Even more disappointingly, when this email was used by another DLS caseworker to question the reliability of the same type of evidence in another case, a different Dean’s designate simply said, “Quercus is reliable” and aggressively turned down the caseworker’s attempts to show the defense evidence. This aggressive attitude adopted by some Dean’s designates reveals the University’s failure to treat students as innocent until proven guilty and entitled to proper notice, disclosure, and an objective decision-making process that can filter out frivolous charges and only consider reliable evidence.
3) The Long Wait for a Fair Hearing
Almost all of my clients in 2021 waited around six months to learn about the basis of these allegations. From April to June, eight students who eventually retained DLS learnt that their grades were withheld pending review for allegations of academic offences. Both the mean and median of their waiting time for a Dean’s meeting was six months. Moreover, it often takes over a semester for the Dean to refer matters to the Provost for review. Another DLS client, C, who maintained their innocence at the Decanal level, waited nearly 20 months for their matter to be referred to the Provost.
At the first meeting, C corrected the Dean’s mistaken assertion that a “no copy-paste” rule was featured on the exam in question. This was then followed by months of silence from the University. Upon DLS’ request, a second meeting was held during which the Dean shifted the allegations from cheating to plagiarism from group-made notes. After C asserted that they were innocent, instead of verifying the claim, the Dean indicated that she would refer this matter to the Provost. Over the next nine months, after several reminders sent by DLS, she finally sent the matter to the Provost for review. As of January 2022, C is still waiting for the Provost to confirm whether charges will be laid. If they are, C will probably wait another semester to receive formal disclosure (i.e., the University’s full evidence against them).

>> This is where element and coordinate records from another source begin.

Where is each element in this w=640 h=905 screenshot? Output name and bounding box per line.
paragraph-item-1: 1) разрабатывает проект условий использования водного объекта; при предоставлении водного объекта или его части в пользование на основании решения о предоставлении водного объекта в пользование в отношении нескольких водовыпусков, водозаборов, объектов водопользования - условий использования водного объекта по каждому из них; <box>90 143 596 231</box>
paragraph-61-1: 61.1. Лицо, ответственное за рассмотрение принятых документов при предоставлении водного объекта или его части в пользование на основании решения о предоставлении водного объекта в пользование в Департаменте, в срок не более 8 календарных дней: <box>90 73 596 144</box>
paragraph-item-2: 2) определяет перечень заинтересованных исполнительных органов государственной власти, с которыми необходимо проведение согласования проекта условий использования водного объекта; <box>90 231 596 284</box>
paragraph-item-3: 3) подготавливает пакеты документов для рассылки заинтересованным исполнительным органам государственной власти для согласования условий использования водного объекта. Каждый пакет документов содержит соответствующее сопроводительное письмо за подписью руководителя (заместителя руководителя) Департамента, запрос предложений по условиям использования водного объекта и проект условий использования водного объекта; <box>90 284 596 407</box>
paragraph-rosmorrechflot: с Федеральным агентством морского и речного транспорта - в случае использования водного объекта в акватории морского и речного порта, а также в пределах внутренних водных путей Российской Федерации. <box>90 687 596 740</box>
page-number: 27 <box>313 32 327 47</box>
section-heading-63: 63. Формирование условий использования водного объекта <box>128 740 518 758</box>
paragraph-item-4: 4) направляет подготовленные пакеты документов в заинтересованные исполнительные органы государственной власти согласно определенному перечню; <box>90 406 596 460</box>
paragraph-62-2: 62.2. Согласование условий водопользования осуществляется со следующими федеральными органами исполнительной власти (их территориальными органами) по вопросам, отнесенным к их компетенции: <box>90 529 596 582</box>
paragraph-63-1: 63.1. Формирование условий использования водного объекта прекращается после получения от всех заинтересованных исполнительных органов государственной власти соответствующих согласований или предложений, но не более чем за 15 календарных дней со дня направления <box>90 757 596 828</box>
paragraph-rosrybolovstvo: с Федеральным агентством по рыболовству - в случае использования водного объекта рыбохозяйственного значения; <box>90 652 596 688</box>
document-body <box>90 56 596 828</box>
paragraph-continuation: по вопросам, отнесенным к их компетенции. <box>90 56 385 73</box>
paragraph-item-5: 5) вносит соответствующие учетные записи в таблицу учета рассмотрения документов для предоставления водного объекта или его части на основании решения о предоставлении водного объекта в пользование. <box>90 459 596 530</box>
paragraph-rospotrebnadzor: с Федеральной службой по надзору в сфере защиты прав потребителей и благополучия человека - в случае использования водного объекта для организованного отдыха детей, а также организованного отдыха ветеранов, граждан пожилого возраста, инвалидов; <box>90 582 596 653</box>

Fortunately, for students who can afford to wait through the delays, the Tribunal stage of the academic offence system is procedurally sound. Once a case has been referred to the Provost by the Dean, the University will hire a lawyer to prosecute each case. Unlike Deans’ designates, lawyers understand the standards and evidentiary issues required to convict a student, and, therefore, will drop frivolous charges and respect the accused students’ rights to disclosure and a fair hearing.
However, of the 3901 accused students last year, less than 30 received a Tribunal hearing. The vast majority of cases will be resolved at the arbitrary and often intimidating Decanal stage. This means that many students, without legal representation or prior knowledge of the relevant process, will be faced with a difficult decision: to plead guilty or risk jeopardizing their eligibility for a scholarship, their program’s externship, and even registration for the following academic year.
In criminal law, wrongful convictions are often indicative of a systemic failure. In my view, the pressure on students to plead guilty generates false positives that, along with some Deans’ designates’ reliance on questionable evidence or intimidation tactics, renders the academic integrity system at the University of Toronto unjust.